O secretário-geral da ONU, Ban Ki-moon, fez um apelo urgente à calma, enquanto o Conselho de Segurança condenou a tentativa de golpe e ordenou o retorno ao Estado de direito no país.

Os 15 integrantes do Conselho de Segurança, que se reuniram nesta quinta-feira para abordar a crise no país, condenaram, em um comunicado, o golpe de Estado contra o presidente Pierre Nkurunziza e ordenaram um rápido retorno ao Estado de direito.

Em um comunicado unânime, os membros do Conselho declararam que “condenam tanto os que promovem a violência de qualquer tipo contra civis quanto os que buscam tomar o poder por meios ilegais”.
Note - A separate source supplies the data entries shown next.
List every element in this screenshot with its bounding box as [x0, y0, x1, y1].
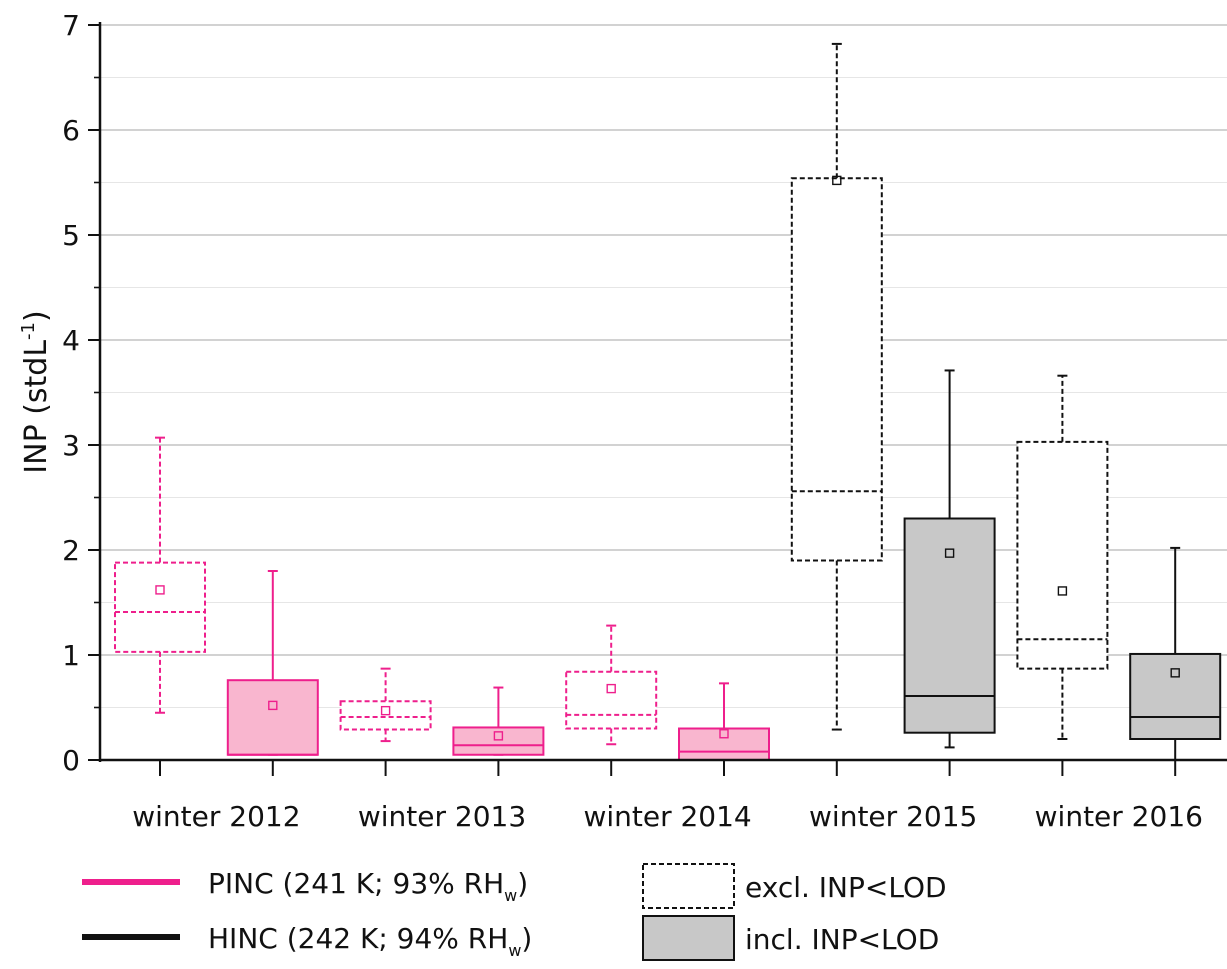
y-axis-label-main: INP (stdL [19, 340, 54, 474]
x-tick-label: winter 2012 [132, 800, 300, 833]
box-iqr [678, 727, 770, 761]
mean-marker [606, 683, 616, 694]
hinc-excl-box [1016, 374, 1109, 740]
y-axis-label-sup: -1 [18, 322, 39, 340]
legend-hinc-close: ) [521, 922, 532, 955]
y-tick-label: 6 [62, 114, 80, 147]
y-tick-label: 2 [62, 534, 80, 567]
box-iqr [903, 517, 996, 734]
hinc-incl-box [903, 369, 996, 749]
box-iqr [452, 726, 545, 756]
y-tick-label: 5 [62, 219, 80, 252]
y-axis-label-close: ) [19, 310, 54, 322]
legend-incl-label: incl. INP<LOD [745, 923, 939, 956]
mean-marker [155, 585, 165, 595]
mean-marker [493, 731, 504, 741]
pinc-excl-box [565, 624, 658, 746]
x-tick-label: winter 2014 [583, 800, 751, 833]
pinc-excl-box [339, 667, 432, 743]
y-axis-label: INP (stdL-1) [18, 310, 54, 473]
box-plots [114, 42, 1222, 761]
legend-pinc-main: PINC (241 K; 93% RH [208, 867, 504, 900]
legend-excl-swatch [642, 863, 735, 909]
mean-marker [380, 705, 391, 716]
x-tick-label: winter 2013 [358, 800, 526, 833]
box-iqr [1016, 440, 1109, 670]
gridlines [100, 24, 1227, 708]
hinc-incl-box [1129, 546, 1222, 761]
legend-excl-label: excl. INP<LOD [745, 871, 947, 904]
x-ticks: winter 2012 winter 2013 winter 2014 winter … [132, 760, 1203, 833]
box-iqr [114, 561, 206, 653]
pinc-incl-box [226, 570, 319, 756]
mean-marker [944, 548, 955, 558]
mean-marker [1057, 586, 1068, 596]
legend-pinc-label: PINC (241 K; 93% RHw) [208, 867, 528, 905]
legend-pinc-sub: w [504, 886, 517, 905]
legend-hinc-label: HINC (242 K; 94% RHw) [208, 922, 532, 960]
y-ticks: 0 1 2 3 4 5 6 7 [62, 9, 100, 777]
box-iqr [339, 700, 432, 731]
box-iqr [226, 679, 319, 756]
box-iqr [1129, 652, 1222, 741]
x-tick-label: winter 2015 [809, 800, 977, 833]
legend-incl-swatch [642, 915, 735, 961]
box-iqr [565, 670, 658, 730]
legend-pinc-close: ) [517, 867, 528, 900]
y-tick-label: 0 [62, 744, 80, 777]
pinc-excl-box [114, 436, 206, 714]
y-tick-label: 7 [62, 9, 80, 42]
y-tick-label: 1 [62, 639, 80, 672]
legend-hinc-sub: w [508, 941, 521, 960]
legend: PINC (241 K; 93% RHw) HINC (242 K; 94% R… [82, 863, 947, 961]
pinc-incl-box [678, 682, 770, 761]
hinc-excl-box [790, 42, 883, 731]
y-tick-label: 4 [62, 324, 80, 357]
x-tick-label: winter 2016 [1035, 800, 1203, 833]
box-iqr [790, 177, 883, 562]
mean-marker [1170, 668, 1180, 678]
mean-marker [268, 700, 278, 711]
mean-marker [832, 175, 842, 186]
y-tick-label: 3 [62, 429, 80, 462]
pinc-incl-box [452, 686, 545, 756]
legend-hinc-main: HINC (242 K; 94% RH [208, 922, 508, 955]
mean-marker [719, 729, 729, 739]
Em Washington, o porta-voz do Departamento de Estado americano, Jeffrey Rathke, informou, em coletiva de imprensa, que os Estados Unidos reconhecem Nkurunziza como o presidente “legítimo” do Burundi.

O porta-voz admitiu haver uma “concorrência por exercer a autoridade” no Burundi, mas que Nkurunziza continuava sendo o presidente “eleito”.

O presidente do Burundi, Pierre Nkurunziza, em foto de 4 de junho de 2014 (Foto: AFP Photo/François Guillot)O presidente do Burundi, Pierre Nkurunziza, em foto de 4 de junho de 2014 (Foto: AFP Photo/François Guillot)

O Departamento de Estado também admitiu que a situação política era “muito mutável” em Bujumbura, capital sacudida por “múltiplos confrontos armados” e ressaltou o apelo à calma feito pelos Estados Unidos às partes envolvidas no conflito, expressando sua “profunda preocupação” diante do “envolvimento do Exército” nesta crise.

Enquanto os Estados Unidos convidaram os burundineses a abaixar as armas, colocar fim à violência e dar mostras de moderação, a União Europeia advertiu que é “essencial que a situação não fique fora de controle”.

Nesta quinta-feira, o Conselho de Paz e Segurança da União Africana (UA) condenou a utilização da força para tomar o poder e anunciou o envio ao país “de observadores de direitos humanos”.

Ao anunciar o golpe de Estado, Nyombare disse que ele não pretendia tomar o poder, mas formar um “comitê para a restauração da harmonia nacional” e trabalhar para a “retomada do processo eleitoral em um ambiente pacífico e justo”.

Nyombare, uma figura muito respeitada, foi destituído em fevereiro depois de ter desaconselhado Nkurunziza a se apresentar novamente nas eleições presidenciais.

Desde o fim de abril, quando os protestos começaram, mais de 22 pessoas morreram.

Mais de 50 mil burundineses fugiram a países vizinhos nas últimas semanas e as Nações Unidas se preparam para a chegada de milhares de outros refugiados.